Ok, the thunder is getting louder and closer, I think it is time to say Good night, Sweet dreams........
Blackie Bear is already snoring.

Saturday, July 2, 2011

What Do You Want

An update.......I am still writing my "what do I want " list every week.  We had lunch today in Huntsville with a couple of our good friends.  Actually, she is the one who several months ago looked at me and said "look, you spend all your time helping others, what do you want?"  It floored me when she asked that simple question.
No one had asked me in years what I wanted, I guess everyone thought that life was good,  and that I had no wants.  That  question shook me to the bone, and it was a life changing experience.........I sat down a few days later and wrote across a sheet of paper, the words.......What Do I Want.

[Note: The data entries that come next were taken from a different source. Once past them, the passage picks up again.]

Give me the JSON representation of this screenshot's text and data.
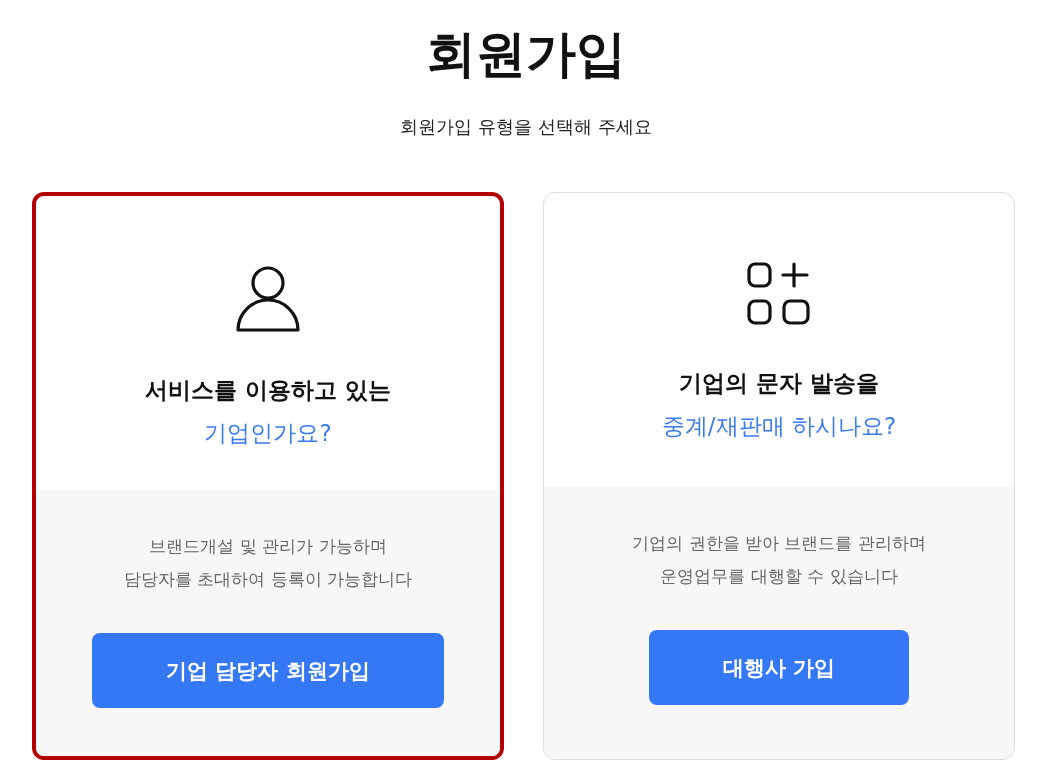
{
  "title": "회원가입",
  "subtitle": "회원가입 유형을 선택해 주세요",
  "cards": [
    {
      "selected": true,
      "heading": "서비스를 이용하고 있는",
      "question": "기업인가요?",
      "description": [
        "브랜드개설 및 관리가 가능하며",
        "담당자를 초대하여 등록이 가능합니다"
      ],
      "button": "기업 담당자 회원가입"
    },
    {
      "selected": false,
      "heading": "기업의 문자 발송을",
      "question": "중계/재판매 하시나요?",
      "description": [
        "기업의 권한을 받아 브랜드를 관리하며",
        "운영업무를 대행할 수 있습니다"
      ],
      "button": "대행사 가입"
    }
  ]
}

I shed a few tears as I begin to answer that question.  It's just four words, so simple, but life shaping, life changing.  Since then, weekly I have written those words in my planner, and made my list .  It is not a complicated list,  I want to write songs that are in movies and tv shows,  I want to play a couple of gigs a month,
I want to travel and perform,  I want to  continue to teach yoga, I want to spend more time with my friends.
Also on the list was reaching my 200RYT and getting the house done......those have been accomplished.

It's funny how just writing something down on paper begins to change your life.  Just like the vision board that I wrote about a few days ago........seeing it, makes it more believable.  I am forever indebted and grateful to my friend, and I told her that at lunch today.......she told me that years ago, someone had cared enough to ask her that same question......it changed her life.
So tonight, for all of you........What Do You Want?

Friday, July 1, 2011

100

Life is short, I seem to say that every day now......but it's true, even if I live to be 100 years old. This week has been a golden opportunity, for me to think and re-evaluate my life.  I suppose we all do this from time to time.....
we get a wake up call, a scare, a bucket of cold water thrown in our face.  I tell myself that I am making every minute count, but then, you know the drill........life happens.  There are fires to be put out,  friends who need a shoulder, plans and dreams are put on hold......and you go along until one of the  fires is you.......then you know
it is time to re-evaluate, to be honest and truthful to yourself,
and hopefully you will have friends and family in your life that will lend you a shoulder.

Today is July 1st.......that is impossible!  2011 is half over, this cannot be!  See how short life is?
Unless you're twenty-one or three, and then time is dragging by, so slow, will it ever speed up? When does the curve and a switch in lanes happen? One day you're looking out the window of a high school class room, praying to leave and spread your wings, and in the blink of an eye.......you're on a roller coaster going so fast it takes your breath.

It has been a beautiful day, a sky that was so blue and cloudless it looked like a technicolor movie, warm and low humidity.  I had wonderful classes, Jordan spent the morning with me,  I got a phone call that made my day,  Rick picked Ingrid up from the car doc.  Little things maybe, but today......those little things were incredibly special.  I am not going to wear my watch this weekend, I want to savor the the minutes, and hold them dear, because  you know.....life is short, even if I live to be 100.